This post is in part a response to the link provided by Zach. I am still trying to absorb the information about China’s motivations, but it seems that they are wanting to sell down their holdings of U.S. debt so that they can diversify. I do not see that as an attack on the U.S. dollar or that China is trying to drive the dollar down etc.
However, at this link, you will find more relevant information regarding what his happening and the role of Ben Bernanke and quantitative easing. What it explains is that the quantitative easing is flooding the market with U.S. currency and that is driving the dollar down.
I understand your concerns over the lower dollar rate because Australia went into the doldrums after we floated our currency in the 1980s. To be very precise, this was done prior to our move for a short-term posting in the USA in 1984. The Australian dollar went through the floor whilst we were there which affected what my husband was receiving in his pay. We were being paid in Australian dollars converted to US currency, so it really did hurt. Also, the parity with the English pound was very messed up, and it is still not that great!! Then when we had our trip in 2009 we were affected by exchange rates in a different way but we ended up losing.
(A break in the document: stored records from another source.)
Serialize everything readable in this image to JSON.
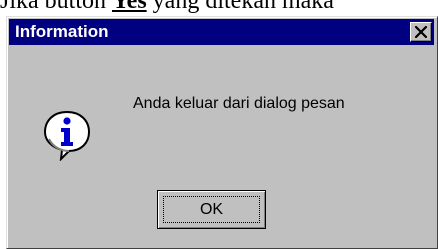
{
  "background_text": {
    "prefix": "Jika button ",
    "underlined": "Yes",
    "suffix": " yang ditekan maka"
  },
  "dialog": {
    "title": "Information",
    "message": "Anda keluar dari dialog pesan",
    "ok_label": "OK",
    "icon": "info-icon",
    "close_icon": "close-icon"
  },
  "colors": {
    "titlebar": "#000080",
    "window_face": "#c0c0c0",
    "title_text": "#ffffff"
  }
}
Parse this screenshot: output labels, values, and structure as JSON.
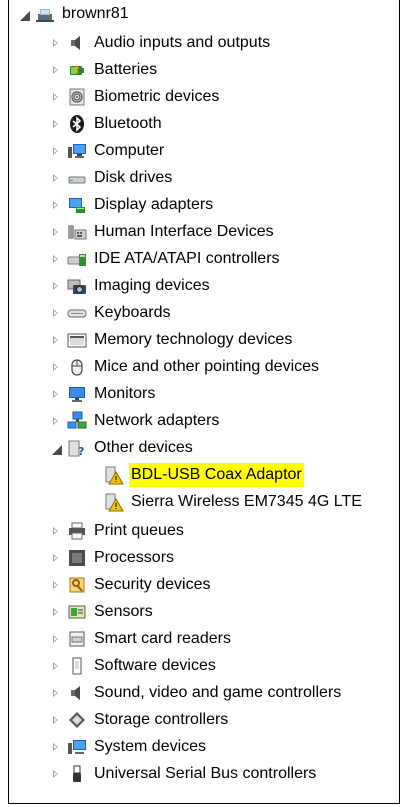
{
  "tree": {
    "root": "brownr81",
    "items": [
      {
        "label": "Audio inputs and outputs",
        "icon": "speaker-icon"
      },
      {
        "label": "Batteries",
        "icon": "battery-icon"
      },
      {
        "label": "Biometric devices",
        "icon": "fingerprint-icon"
      },
      {
        "label": "Bluetooth",
        "icon": "bluetooth-icon"
      },
      {
        "label": "Computer",
        "icon": "computer-icon"
      },
      {
        "label": "Disk drives",
        "icon": "disk-drive-icon"
      },
      {
        "label": "Display adapters",
        "icon": "display-adapter-icon"
      },
      {
        "label": "Human Interface Devices",
        "icon": "hid-icon"
      },
      {
        "label": "IDE ATA/ATAPI controllers",
        "icon": "ide-controller-icon"
      },
      {
        "label": "Imaging devices",
        "icon": "camera-icon"
      },
      {
        "label": "Keyboards",
        "icon": "keyboard-icon"
      },
      {
        "label": "Memory technology devices",
        "icon": "memory-icon"
      },
      {
        "label": "Mice and other pointing devices",
        "icon": "mouse-icon"
      },
      {
        "label": "Monitors",
        "icon": "monitor-icon"
      },
      {
        "label": "Network adapters",
        "icon": "network-adapter-icon"
      },
      {
        "label": "Other devices",
        "icon": "unknown-device-icon",
        "children": [
          {
            "label": "BDL-USB Coax Adaptor",
            "icon": "warning-device-icon",
            "highlighted": true
          },
          {
            "label": "Sierra Wireless EM7345 4G LTE",
            "icon": "warning-device-icon"
          }
        ]
      },
      {
        "label": "Print queues",
        "icon": "printer-icon"
      },
      {
        "label": "Processors",
        "icon": "processor-icon"
      },
      {
        "label": "Security devices",
        "icon": "security-key-icon"
      },
      {
        "label": "Sensors",
        "icon": "sensor-icon"
      },
      {
        "label": "Smart card readers",
        "icon": "smart-card-reader-icon"
      },
      {
        "label": "Software devices",
        "icon": "software-device-icon"
      },
      {
        "label": "Sound, video and game controllers",
        "icon": "sound-video-icon"
      },
      {
        "label": "Storage controllers",
        "icon": "storage-controller-icon"
      },
      {
        "label": "System devices",
        "icon": "system-device-icon"
      },
      {
        "label": "Universal Serial Bus controllers",
        "icon": "usb-icon"
      }
    ]
  },
  "colors": {
    "highlight": "#ffff00",
    "toggle": "#9b9b9b"
  }
}
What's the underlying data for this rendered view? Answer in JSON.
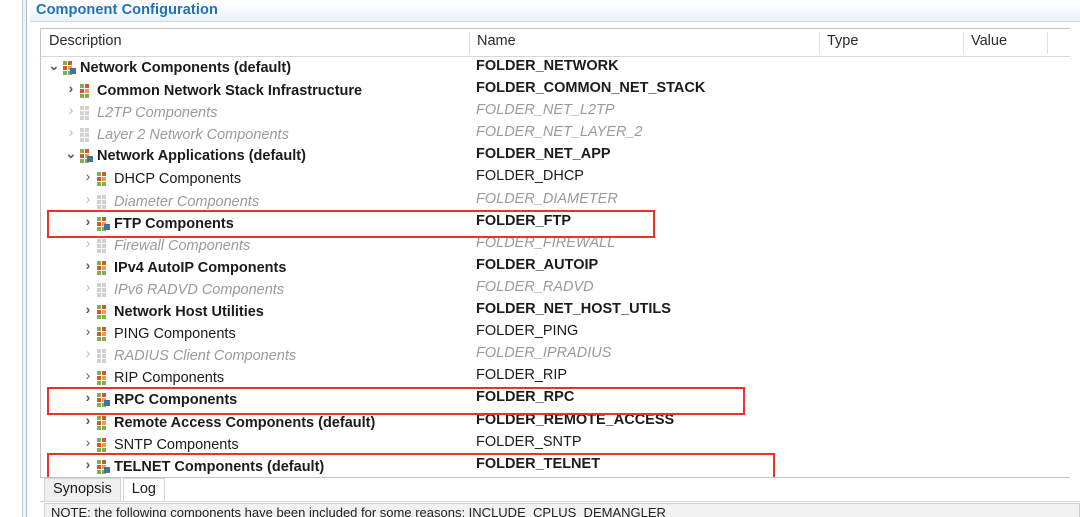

It seems to me that it is the decision on quantitative easing that is causing the problems, and that China will make decisions based upon what Ben Bernanke announces in the near future. There are some very good reasons for China to want to get rid of those bonds that they are holding, especially the Freddie Mac and Fannie Mae ones. So to me that is not at all surprising.
I think it might be worth while trying to find out what is happening via other hedge fund operators i.e. George Soros. I suspect that George might be about to get up to his tricks just like when he broke the bank of England.